Pendred (Penny) Noyce is a physician, educator, and writer. She grew up in Silicon Valley,
California, surrounded by apricot orchards and fields of mustard. Along with her brother and sisters
she rode ponies, played Indians, put on plays, and explored the countryside. The landscape was
rapidly changing, in part as a result of the work of her father, Robert Noyce, co-inventor of the
integrated circuit (computer chip) and one of the founders of Intel.

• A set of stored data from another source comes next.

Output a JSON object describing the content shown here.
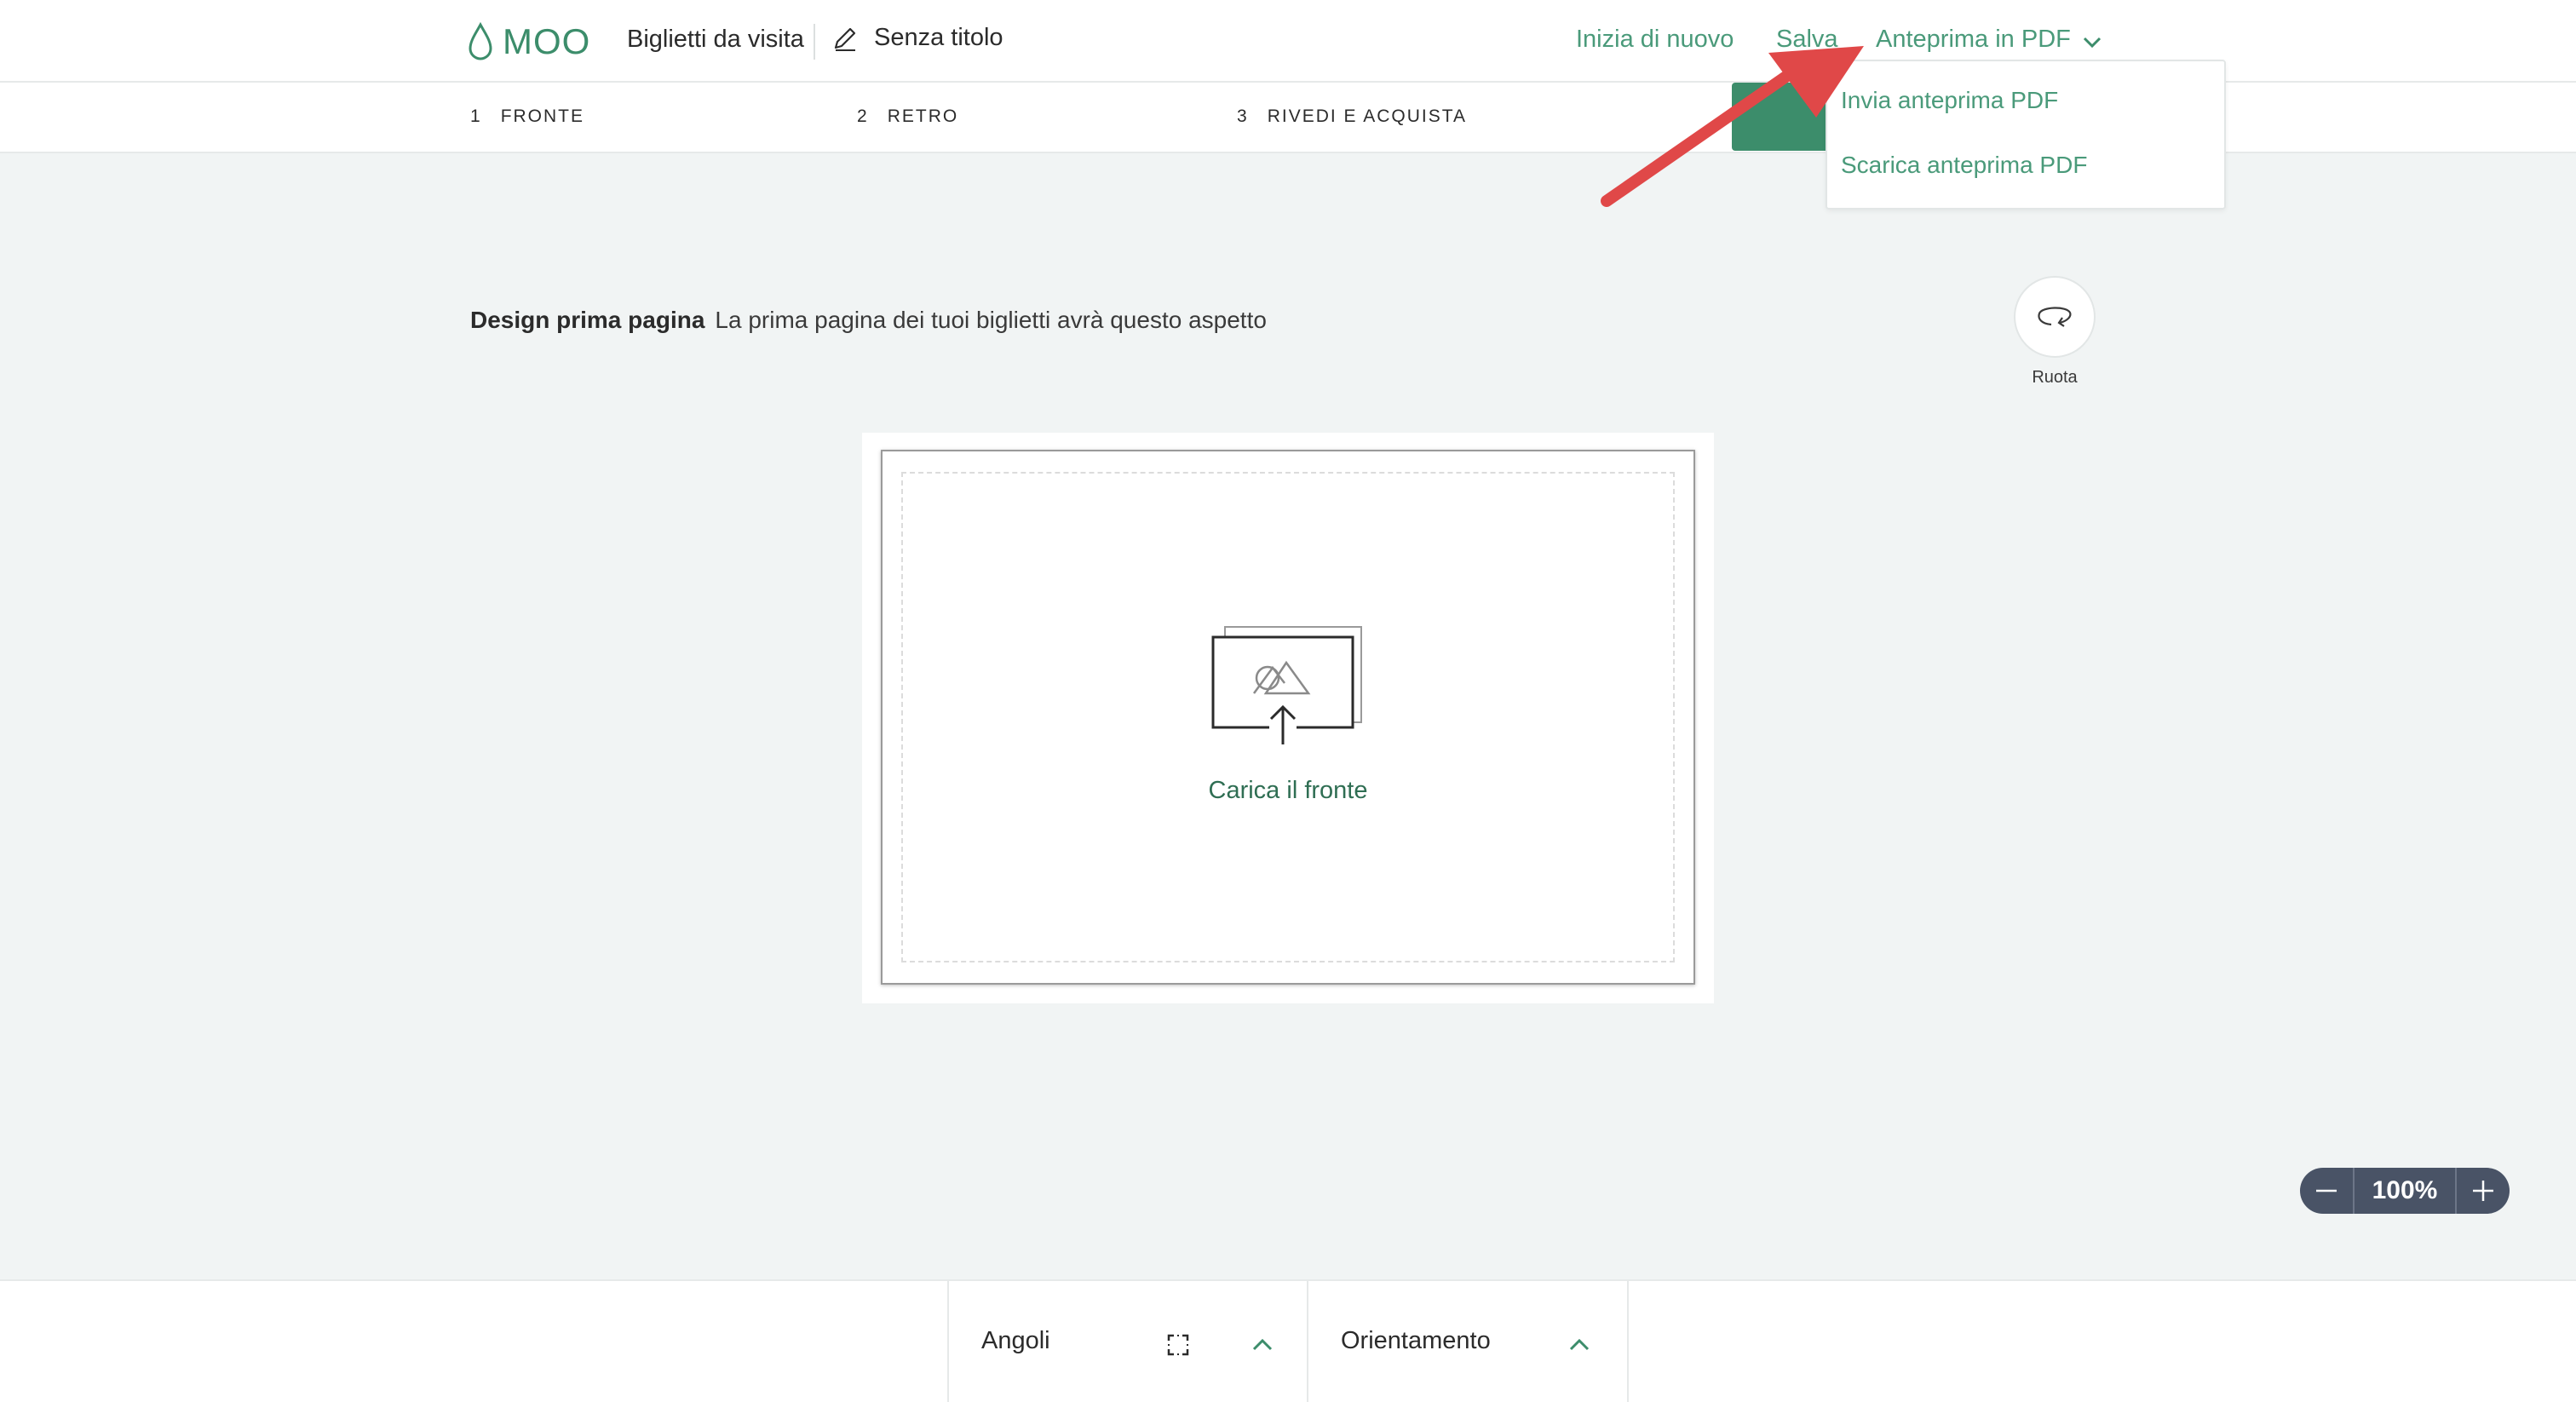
{
  "header": {
    "logo_text": "MOO",
    "product": "Biglietti da visita",
    "doc_title": "Senza titolo",
    "restart_label": "Inizia di nuovo",
    "save_label": "Salva",
    "pdf_preview_label": "Anteprima in PDF"
  },
  "dropdown": {
    "items": [
      {
        "label": "Invia anteprima PDF"
      },
      {
        "label": "Scarica anteprima PDF"
      }
    ]
  },
  "steps": [
    {
      "number": "1",
      "label": "FRONTE"
    },
    {
      "number": "2",
      "label": "RETRO"
    },
    {
      "number": "3",
      "label": "RIVEDI E ACQUISTA"
    }
  ],
  "main": {
    "heading_bold": "Design prima pagina",
    "heading_desc": "La prima pagina dei tuoi biglietti avrà questo aspetto",
    "rotate_label": "Ruota",
    "upload_label": "Carica il fronte"
  },
  "zoom": {
    "value": "100%"
  },
  "toolbar": {
    "corners_label": "Angoli",
    "orientation_label": "Orientamento"
  },
  "colors": {
    "brand_green": "#3c8d6b",
    "link_green": "#4a9a7a",
    "annotation_red": "#e04848",
    "zoom_bg": "#495366"
  }
}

Penny attended Harvard University, then Stanford University School of Medicine. She did her
residency in internal medicine at the University of Minnesota, then moved to the Boston area to marry
her medical school classmate, Leo Liu. She worked in a community health center, but after 1990 she
began splitting her time between medical practice and the Noyce Foundation, an educational
foundation established in her father’s honor. Penny became a leader in mathematics and science
education reform in Massachusetts. She helped lead several National Science Foundation projects,
helped establish the Rennie Center for Education Research and Policy, and continues to serve on the
boards of multiple educational non-profits, the Libra Foundation of Maine, and of course the Noyce
Foundation.

Penny has five children. After the youngest was born, she stepped away from the daily practice of
medicine. As the first of her children left for college, she returned to an old love, writing. Lost in
Lexicon, her first book for children, was written for her son Damian’s ninth birthday. Penny lives with
her husband and children (the children come and go) in the western suburbs of Boston.